Macron tells summit ‘we are losing the battle’ on climate change

Absent US president Donald Trump haunts summit as US has left Paris climate accord

French environment minister  Nicolas Hulot (on the screen) speaking to OECD secretary general Angel Gurria (right)) and Mexico’s secretary of environment  Rafael Pacchiano (second right) during a session  of the One Planet Summit. Photograph: Getty Images

French environment minister Nicolas Hulot (on the screen) speaking to OECD secretary general Angel Gurria (right)) and Mexico’s secretary of environment Rafael Pacchiano (second right) during a session of the One Planet Summit. Photograph: Getty Images

 

French president Emmanuel Macron was the first to admit the contrast between the festive atmosphere at the One Planet Summit he convened on Tuesday and the gravity of the situation it was addressing.

“We’re having a good time,” the French leader said when he opened the final session of the one-day conference. “But we are losing the battle.”

The summit occurred two years to the day after the conclusion of the Paris accord to fight global warming. Its chief goal was to secure financing for the transition to renewable energy.

Referring to a recent report by 15,000 scientists, Mr Macron said: “We are not going fast enough, and that is the tragedy. We committed to limiting the increase in temperature to 1.5 degrees. If we continue as we are it will be 3 or 3.5 degrees.”

He invited 164 guests, including heads of state and government, US billionaires and film stars, to lunch at the Élysée Palace, then took them on a boat ride down the river to the Seine Musicale concert hall, on the island west of Paris that long housed the Renault car factory. The boat, called Mirage, was supposed to illustrate possible alternatives to road haulage. The summit helped create a record-breaking 552km traffic jam leading into Paris.

Mr Macron said the summit was different from repeated conferences that burn up huge amounts of air fuel but never seem to tackle global warming. “We will not make a classic declaration, but a declaration of action,” he said.

Twelve international commitments or “Clim’acts” agreed at the summit included strategies for responding to extreme climate events, plans to protect natural resources, measures to encourage the use of clean electric cars and incitements to the financial sector to “decarbonise”.

Fossil fuels

Some 85 per cent of greenhouse gas emissions come from fossil fuels. Mr Macron called for an end to their use worldwide, and promised France would vote this year to cease all exploitation of petroleum and gas resources by 2040.

A “coalition of philanthropists” comprising 10 foundations, including those of Bill Gates and Richard Branson, promised to step up its commitment to fighting climate change. Mr Gates is to contribute an additional €600 million to help developing countries transition to renewable energy technologies. Mr Macron said France would provide another €400 million, to bring the sum to €1 billion .

Another coalition, of sovereign funds, comprising Norway, the United Arab Emerites, Kuwait and New Zealand, pledged to spend thousands of billions of dollars to finance the energy transition.

The conference did not agree on a financial transactions tax, which is favoured by Mr Macron to help finance the energy transition.
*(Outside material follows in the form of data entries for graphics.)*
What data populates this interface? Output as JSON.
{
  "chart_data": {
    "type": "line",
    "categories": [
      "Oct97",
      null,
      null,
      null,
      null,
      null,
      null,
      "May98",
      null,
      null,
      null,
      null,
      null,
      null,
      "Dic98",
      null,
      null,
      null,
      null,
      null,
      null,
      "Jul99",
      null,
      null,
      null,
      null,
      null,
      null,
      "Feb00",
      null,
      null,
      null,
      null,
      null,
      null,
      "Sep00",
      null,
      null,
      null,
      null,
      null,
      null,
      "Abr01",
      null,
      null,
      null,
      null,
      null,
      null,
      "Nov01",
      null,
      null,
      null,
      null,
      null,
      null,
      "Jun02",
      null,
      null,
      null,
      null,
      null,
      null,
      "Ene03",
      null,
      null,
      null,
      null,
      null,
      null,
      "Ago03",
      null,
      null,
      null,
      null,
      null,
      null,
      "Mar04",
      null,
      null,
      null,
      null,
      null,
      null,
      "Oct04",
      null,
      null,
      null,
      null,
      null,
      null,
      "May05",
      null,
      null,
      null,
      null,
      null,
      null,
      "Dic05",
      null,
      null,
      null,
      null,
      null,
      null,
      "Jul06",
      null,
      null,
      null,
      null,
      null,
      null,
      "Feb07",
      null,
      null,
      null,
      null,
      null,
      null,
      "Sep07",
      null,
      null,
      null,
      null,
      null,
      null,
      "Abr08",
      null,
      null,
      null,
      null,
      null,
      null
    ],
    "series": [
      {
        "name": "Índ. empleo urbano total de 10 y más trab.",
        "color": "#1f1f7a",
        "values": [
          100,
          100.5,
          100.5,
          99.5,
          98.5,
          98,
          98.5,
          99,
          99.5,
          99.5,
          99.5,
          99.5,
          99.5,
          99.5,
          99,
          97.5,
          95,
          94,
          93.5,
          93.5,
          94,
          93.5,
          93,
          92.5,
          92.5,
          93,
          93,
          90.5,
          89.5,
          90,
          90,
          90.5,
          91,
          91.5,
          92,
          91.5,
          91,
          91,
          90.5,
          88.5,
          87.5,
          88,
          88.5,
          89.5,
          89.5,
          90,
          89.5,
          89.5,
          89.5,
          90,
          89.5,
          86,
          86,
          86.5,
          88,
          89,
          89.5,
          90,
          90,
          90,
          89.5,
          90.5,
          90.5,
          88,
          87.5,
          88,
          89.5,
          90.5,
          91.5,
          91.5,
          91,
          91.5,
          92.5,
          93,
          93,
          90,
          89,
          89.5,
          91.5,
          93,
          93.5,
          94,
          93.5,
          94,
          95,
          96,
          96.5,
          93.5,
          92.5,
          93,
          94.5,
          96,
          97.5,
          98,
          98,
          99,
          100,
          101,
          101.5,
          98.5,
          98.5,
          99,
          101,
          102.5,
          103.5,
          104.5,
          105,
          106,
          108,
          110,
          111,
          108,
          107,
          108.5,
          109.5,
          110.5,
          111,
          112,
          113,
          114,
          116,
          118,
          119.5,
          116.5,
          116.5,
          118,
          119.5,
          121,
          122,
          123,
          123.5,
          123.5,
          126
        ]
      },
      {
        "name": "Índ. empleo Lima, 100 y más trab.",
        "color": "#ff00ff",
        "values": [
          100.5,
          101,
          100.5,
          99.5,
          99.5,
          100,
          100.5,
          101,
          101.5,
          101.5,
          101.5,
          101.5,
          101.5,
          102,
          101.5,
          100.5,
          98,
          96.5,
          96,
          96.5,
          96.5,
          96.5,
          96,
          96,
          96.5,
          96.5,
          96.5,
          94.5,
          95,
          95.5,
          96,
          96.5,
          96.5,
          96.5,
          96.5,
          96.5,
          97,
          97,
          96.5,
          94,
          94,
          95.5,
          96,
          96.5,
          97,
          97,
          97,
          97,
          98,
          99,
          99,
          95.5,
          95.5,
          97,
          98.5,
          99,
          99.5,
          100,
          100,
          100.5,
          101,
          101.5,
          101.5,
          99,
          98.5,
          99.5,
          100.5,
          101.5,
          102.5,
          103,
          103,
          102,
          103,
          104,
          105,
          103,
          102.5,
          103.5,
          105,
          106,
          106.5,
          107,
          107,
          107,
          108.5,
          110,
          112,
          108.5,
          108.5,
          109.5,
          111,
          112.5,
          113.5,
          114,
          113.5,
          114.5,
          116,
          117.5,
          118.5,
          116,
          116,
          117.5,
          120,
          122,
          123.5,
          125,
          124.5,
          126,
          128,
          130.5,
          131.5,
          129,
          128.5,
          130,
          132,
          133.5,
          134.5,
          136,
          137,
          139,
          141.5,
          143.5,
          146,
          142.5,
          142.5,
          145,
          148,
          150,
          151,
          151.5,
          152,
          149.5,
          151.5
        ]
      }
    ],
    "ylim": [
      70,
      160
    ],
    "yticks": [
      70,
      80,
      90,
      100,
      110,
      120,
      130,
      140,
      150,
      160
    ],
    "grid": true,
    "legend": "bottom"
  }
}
The French leader said he would pursue the idea, already in practice in France, with his European partners next year.

Mr Macron also defended the idea of a European carbon tax that would be high enough to be dissuasive of at least €30 per tonne.

“We say, ‘put a big, fat price on carbon’,” Angel Gurria, the head of the Organisation of Economic Co-operation and Development, said to applause.

Way to hell

The conference brought together doomsayers and do-gooders, victims and hangers-on.

“The world is not on the way to heaven. It’s on its way to hell,” governor Jerry Brown of California said. The fires that have ravaged his state were a mere hint of “lethal heat waves” to come. “The migration problems in Europe are nothing to what they will be when the Mediterranean burns up,” he said.

Roosevelt Skerrit, the prime minister of the tiny Caribbean island of Dominica, said he had heard enough talk. “We have to operationalise the Paris agreement now. Otherwise countries like Dominica will disappear.”

The private sector has woken up to the fact that fighting climate change is good business, but governments are lagging, said Laurent Fabius, a former French foreign minister, who fathered the Paris accord. “If France, the World Bank and the UN are organising this meeting, it’s so we can see who is truly committed and who is taking a back seat.”

Haunt the summit

Though absent, US president Donald Trump seemed to haunt the summit. Mr Macron said: “We’re here today in part because many decided not to accept the decision of the federal American government to leave the Paris accord.”

He told CBS News: “The US did sign the Paris agreement. It’s extremely aggressive to decide on its own just to leave.”

Tuesday’s summit was Mr Macron’s follow-up to his “make our planet great again” speech on the night that Trump withdrew from the agreement. In the run-up to the conference Libération newspaper called Mr Macron an “ecolopportunist”, and Le Figaro asked snidely: “Is Emmanuel Macron the saviour of the planet?”

By rallying billions in financial support for the fight against global warming, Mr Macron proved the summit was more than a vanity project.